À travers cette conversation, Christian Schoenaers interroge le lien profond entre territoire et création, la persistance des empreintes littéraires et la lecture comme forme de rencontre. Une réflexion qui dépasse le cadre local pour questionner, plus largement, ce que les lieux font à l’écriture et ce que l’écriture, en retour, fait aux lieux.

Le Matin d’Algérie : Qu’est-ce qui vous a conduit à choisir Biskra comme point d’ancrage central de cette double trilogie, plutôt qu’une autre ville ou un autre espace algérien ?
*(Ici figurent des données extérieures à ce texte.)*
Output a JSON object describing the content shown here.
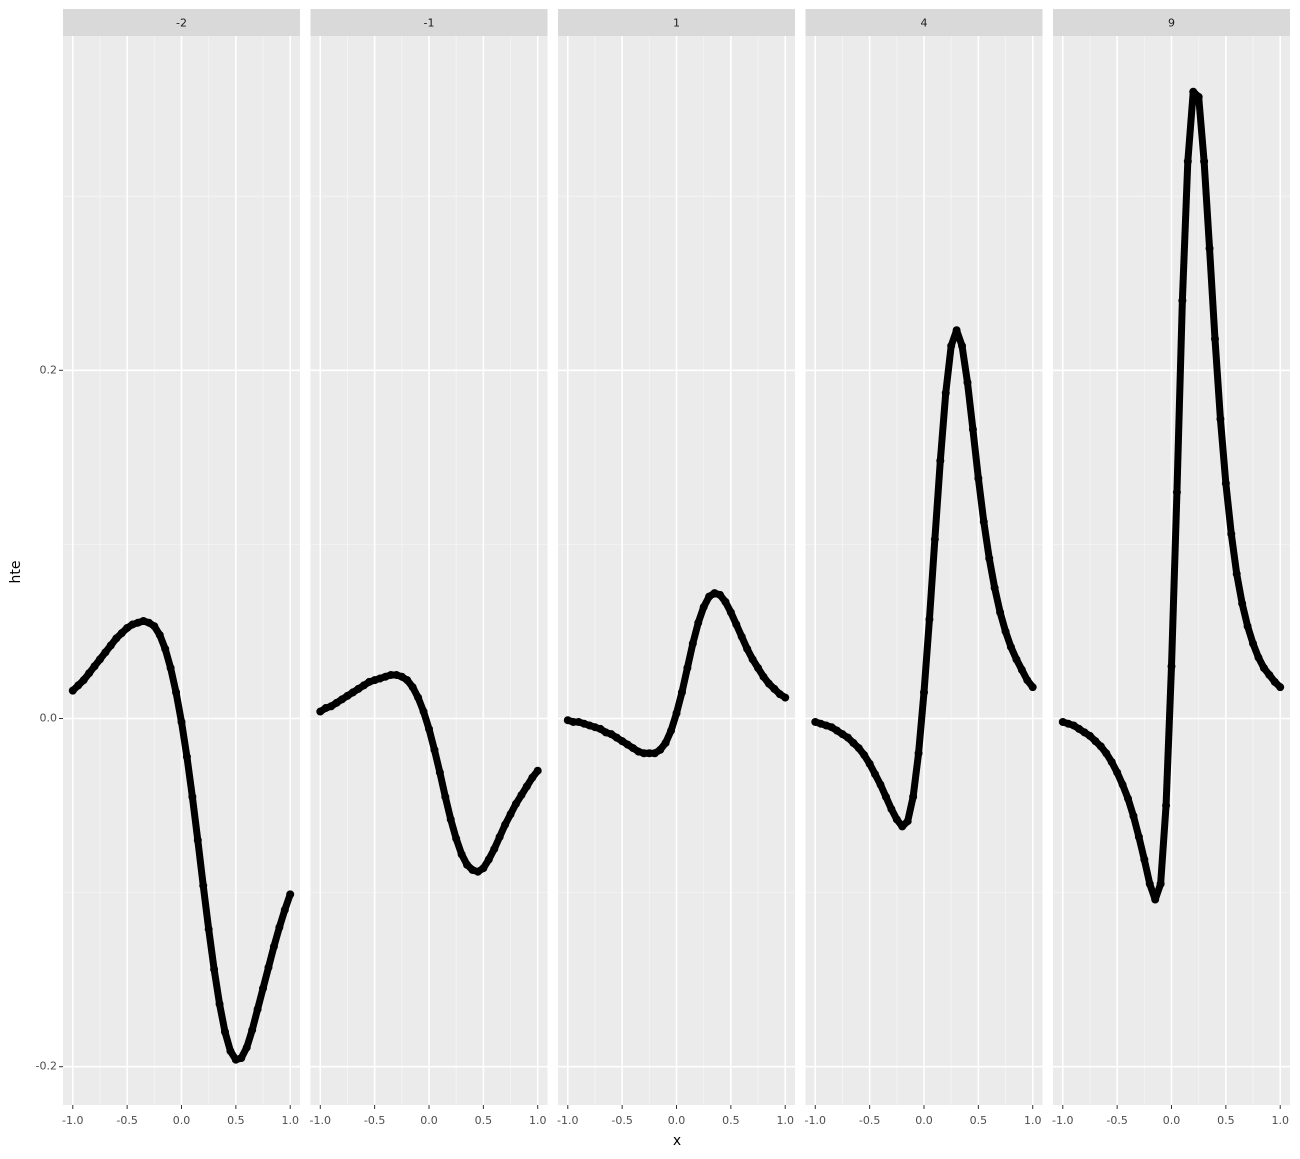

Christian Schoenaers : Ce n’était pas vraiment un choix délibéré : plutôt quelque chose qui s’est proposé, imposé à moi sur mes chemins de lecture. Tout a commencé il y aura bientôt vingt ans par la rencontre du nom de cette ville dans le livre de James Vandrunen, un écrivain belge né au XIXᵉ siècle, très confidentiel, dont je voulais faire un de mes compagnons de route. Je lisais ses Heures africaines (1900) pour suivre sa trace au Congo belge, et les pages qu’il consacre d’abord à Biskra m’ont si vivement intéressé que j’ai fini par en faire ma priorité. Il a en quelque sorte éveillé en moi le désir de Biskra, il m’a donné envie de la visiter moi aussi, mais comme par procuration, dans les mots des autres. Selon mon habitude, j’ai alors convoqué d’autres écrivains à ma table de travail, pour me constituer une petite anthologie de textes littéraires relatifs à cette ville algérienne que je ne connaissais pas. Les noms ont succédé aux noms, les livres aux livres, et dans ce que je rassemblais il m’est apparu assez rapidement que certains textes pourraient faire la matière d’un livre, et bientôt de deux. La question s’est même posée plus tard d’une troisième trilogie qui aurait pu rassembler Henri Duveyrier, Isabelle Eberhardt ou Henry Jean-Marie Levet, mais après réflexion la substance était ici trop mince peut-être. De Levet par exemple, je n’ai trouvé qu’un seul texte, un sonnet, consacré à Biskra.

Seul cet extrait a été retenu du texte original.